5 thoughts on “My pet theory: people get discontent with what they have”

  1. I’m divorced, early 40’s, and have been playing the field the last four years. I completely understand where you’re coming from, but now that I have an understanding of game and the red pill I believe there is no end to the game. And that’s a good thing.

    Once you have game you and as long as you keep your shit together you can always maintain 2-3 younger, hotter women in your life. I think relationships (whether monogamous girlfriends, multiple women you date, FB’s whatever) have a shelf life, and you just have to learn to enjoy the cycle of them while they last and realize it will only last a few months to a few years at best. The real long term relationships will be family and friends outside your women.

    I view my woman life like good cuisine – any given meal will satisfy me for a while but eventually I’m going to get hungry and need another meal again. That’s OK, good cuisine enhances my life and I’d miss it if it were gone, but it’s not my purpose in life or what gives it meaning. That has to be something much bigger and having that something bigger is the key.

    Liked by 1 person

    1. Once you have game you and as long as you keep your shit together you can always maintain 2-3 younger, hotter women in your life

      True, but I feel like I’m getting bored by the process. I don’t even care (or care as much as I used to).
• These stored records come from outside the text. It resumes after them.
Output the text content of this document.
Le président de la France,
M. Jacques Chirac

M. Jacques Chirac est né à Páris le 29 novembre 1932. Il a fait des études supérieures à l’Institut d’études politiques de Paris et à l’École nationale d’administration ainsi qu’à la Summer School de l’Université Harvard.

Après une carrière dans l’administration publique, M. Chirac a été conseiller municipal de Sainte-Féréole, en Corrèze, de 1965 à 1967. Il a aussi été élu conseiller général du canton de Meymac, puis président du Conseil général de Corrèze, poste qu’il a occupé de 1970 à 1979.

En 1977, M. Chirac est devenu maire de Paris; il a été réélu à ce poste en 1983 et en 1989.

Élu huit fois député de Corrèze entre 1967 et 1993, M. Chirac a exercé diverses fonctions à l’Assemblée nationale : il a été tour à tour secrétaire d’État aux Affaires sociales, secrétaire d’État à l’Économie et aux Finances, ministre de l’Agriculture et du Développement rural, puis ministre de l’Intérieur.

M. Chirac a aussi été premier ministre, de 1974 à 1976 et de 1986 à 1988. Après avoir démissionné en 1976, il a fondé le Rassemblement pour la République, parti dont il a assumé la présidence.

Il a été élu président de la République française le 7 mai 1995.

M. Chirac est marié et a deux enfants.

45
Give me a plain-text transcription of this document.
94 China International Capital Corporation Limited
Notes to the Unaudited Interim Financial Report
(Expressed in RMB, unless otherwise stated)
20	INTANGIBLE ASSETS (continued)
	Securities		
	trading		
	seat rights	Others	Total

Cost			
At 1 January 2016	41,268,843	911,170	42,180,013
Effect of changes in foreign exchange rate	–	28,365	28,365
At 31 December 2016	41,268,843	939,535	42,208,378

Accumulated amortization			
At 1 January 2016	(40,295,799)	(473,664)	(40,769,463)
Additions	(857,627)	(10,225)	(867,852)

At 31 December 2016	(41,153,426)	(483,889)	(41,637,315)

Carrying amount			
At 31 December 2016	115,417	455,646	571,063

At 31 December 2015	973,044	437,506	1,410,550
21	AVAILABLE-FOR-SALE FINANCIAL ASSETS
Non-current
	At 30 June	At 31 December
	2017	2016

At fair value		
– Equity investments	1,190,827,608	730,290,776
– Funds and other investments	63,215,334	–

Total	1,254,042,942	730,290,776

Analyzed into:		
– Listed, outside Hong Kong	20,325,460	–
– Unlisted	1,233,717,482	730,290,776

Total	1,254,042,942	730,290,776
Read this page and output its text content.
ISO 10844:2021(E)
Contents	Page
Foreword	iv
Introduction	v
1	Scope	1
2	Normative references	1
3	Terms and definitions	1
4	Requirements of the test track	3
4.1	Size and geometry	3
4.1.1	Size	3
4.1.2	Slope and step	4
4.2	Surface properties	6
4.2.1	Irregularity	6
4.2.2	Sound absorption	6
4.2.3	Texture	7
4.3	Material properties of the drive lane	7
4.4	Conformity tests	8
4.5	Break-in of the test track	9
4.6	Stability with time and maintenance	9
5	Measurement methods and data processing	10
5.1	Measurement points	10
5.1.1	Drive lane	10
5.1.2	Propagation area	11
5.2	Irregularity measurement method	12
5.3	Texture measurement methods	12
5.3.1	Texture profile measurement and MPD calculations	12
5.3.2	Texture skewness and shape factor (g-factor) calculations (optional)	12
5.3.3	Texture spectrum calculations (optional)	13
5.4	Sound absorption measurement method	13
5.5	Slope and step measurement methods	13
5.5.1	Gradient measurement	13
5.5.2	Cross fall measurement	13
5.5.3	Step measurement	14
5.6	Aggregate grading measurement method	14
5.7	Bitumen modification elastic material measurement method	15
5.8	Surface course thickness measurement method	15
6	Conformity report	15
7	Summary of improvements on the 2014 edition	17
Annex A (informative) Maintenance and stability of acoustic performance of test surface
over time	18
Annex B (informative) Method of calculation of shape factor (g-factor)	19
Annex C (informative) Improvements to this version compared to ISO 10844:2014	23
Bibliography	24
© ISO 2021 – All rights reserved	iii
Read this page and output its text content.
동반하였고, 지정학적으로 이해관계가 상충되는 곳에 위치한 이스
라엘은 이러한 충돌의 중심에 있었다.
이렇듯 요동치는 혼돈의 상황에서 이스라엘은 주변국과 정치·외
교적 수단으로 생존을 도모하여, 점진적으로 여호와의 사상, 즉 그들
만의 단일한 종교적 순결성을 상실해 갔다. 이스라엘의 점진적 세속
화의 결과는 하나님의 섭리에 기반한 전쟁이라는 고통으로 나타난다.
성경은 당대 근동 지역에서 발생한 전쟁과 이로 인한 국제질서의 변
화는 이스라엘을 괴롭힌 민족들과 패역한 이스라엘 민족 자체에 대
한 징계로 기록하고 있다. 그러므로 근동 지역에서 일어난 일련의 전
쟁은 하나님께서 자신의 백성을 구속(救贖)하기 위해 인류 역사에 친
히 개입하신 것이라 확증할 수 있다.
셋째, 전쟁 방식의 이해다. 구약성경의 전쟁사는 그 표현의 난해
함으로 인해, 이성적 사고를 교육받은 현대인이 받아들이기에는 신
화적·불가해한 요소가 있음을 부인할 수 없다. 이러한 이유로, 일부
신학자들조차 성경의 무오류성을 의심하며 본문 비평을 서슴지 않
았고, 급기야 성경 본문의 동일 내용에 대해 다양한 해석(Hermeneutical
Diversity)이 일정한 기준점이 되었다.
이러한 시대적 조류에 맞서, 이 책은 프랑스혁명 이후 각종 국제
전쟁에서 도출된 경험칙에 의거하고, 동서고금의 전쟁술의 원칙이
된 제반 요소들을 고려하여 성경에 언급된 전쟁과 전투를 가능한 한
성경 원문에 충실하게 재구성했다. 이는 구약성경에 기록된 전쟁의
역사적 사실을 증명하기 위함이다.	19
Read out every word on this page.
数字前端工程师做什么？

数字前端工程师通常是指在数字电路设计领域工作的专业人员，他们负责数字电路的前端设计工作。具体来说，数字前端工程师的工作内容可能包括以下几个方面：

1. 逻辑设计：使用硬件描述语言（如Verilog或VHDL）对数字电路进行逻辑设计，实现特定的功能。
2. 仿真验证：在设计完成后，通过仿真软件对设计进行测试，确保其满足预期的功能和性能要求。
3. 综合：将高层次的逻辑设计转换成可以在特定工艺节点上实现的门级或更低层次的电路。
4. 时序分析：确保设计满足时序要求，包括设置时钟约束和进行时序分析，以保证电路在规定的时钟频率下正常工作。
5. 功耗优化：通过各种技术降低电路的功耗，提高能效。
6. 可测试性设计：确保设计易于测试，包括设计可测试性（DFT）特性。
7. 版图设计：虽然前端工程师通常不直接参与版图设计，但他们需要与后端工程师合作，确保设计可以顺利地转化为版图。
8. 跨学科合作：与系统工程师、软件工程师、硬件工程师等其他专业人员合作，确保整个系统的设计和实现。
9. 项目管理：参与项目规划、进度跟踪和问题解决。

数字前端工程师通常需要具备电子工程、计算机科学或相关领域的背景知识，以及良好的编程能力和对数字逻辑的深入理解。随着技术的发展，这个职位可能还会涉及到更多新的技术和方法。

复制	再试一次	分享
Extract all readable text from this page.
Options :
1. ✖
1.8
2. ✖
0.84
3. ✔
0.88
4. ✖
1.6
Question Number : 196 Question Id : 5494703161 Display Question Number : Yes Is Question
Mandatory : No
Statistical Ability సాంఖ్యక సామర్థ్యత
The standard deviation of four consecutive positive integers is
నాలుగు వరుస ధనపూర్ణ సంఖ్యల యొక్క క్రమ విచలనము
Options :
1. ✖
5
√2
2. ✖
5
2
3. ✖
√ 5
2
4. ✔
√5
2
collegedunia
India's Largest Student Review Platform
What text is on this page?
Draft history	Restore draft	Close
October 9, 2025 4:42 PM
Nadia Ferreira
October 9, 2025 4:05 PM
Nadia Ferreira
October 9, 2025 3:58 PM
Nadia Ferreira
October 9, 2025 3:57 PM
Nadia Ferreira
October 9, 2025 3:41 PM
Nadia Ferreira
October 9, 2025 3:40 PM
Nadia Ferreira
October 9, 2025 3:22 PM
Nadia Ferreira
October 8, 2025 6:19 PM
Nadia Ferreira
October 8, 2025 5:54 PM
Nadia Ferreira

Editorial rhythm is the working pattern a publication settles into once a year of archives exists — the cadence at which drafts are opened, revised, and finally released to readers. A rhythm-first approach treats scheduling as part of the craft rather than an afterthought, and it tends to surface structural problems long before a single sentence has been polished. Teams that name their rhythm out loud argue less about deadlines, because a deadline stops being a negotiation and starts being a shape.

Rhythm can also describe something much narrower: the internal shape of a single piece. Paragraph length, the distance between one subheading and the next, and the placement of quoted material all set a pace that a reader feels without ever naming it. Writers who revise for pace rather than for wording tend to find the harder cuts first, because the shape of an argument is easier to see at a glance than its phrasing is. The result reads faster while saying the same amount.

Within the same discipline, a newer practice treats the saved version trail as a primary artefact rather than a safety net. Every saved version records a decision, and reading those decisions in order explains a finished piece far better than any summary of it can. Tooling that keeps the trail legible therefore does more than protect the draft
      The analogy to food is great.

      Like

      1. That’s a tough spot to find yourself in. Maybe you need to focus on upping your quality of girls vs quantity, or maybe it’s time to focus on a larger life mission. Definitely worth some introspection.

        I took a one month break from girls this summer for a reason out of my control. Turned out to be hugely positive, knowing I could go a month without made me even more outcome independent and that improved my quality of girls when I got back to it.

        Like

  2. “people who are always having short-term relationships and experiences eventually feel anomie, loneliness, existential meaninglessness, and a longing for deeper connection to another human being”

    More than three decades on this earth and I’ve never felt any of those things (except for existential meaningless, of course, but I would know that nothing mattered whether I was in an LTR or not).

    My friends and hobbies keep me busy and keep my life full of meaning. Girls are a side hobby, just like any other. I drop them when I don’t have time and pick them up when I’m bored.

    Maybe I’m an anomaly.

    Like

    1. More than three decades on this earth and I’ve never felt any of those things (except for existential meaningless, of course

      Neither had I, for a long time, yet now I’m starting to feel them. I want to respond with denial, but I also want to see what’s really going on inside me; denial is the easy way, I think.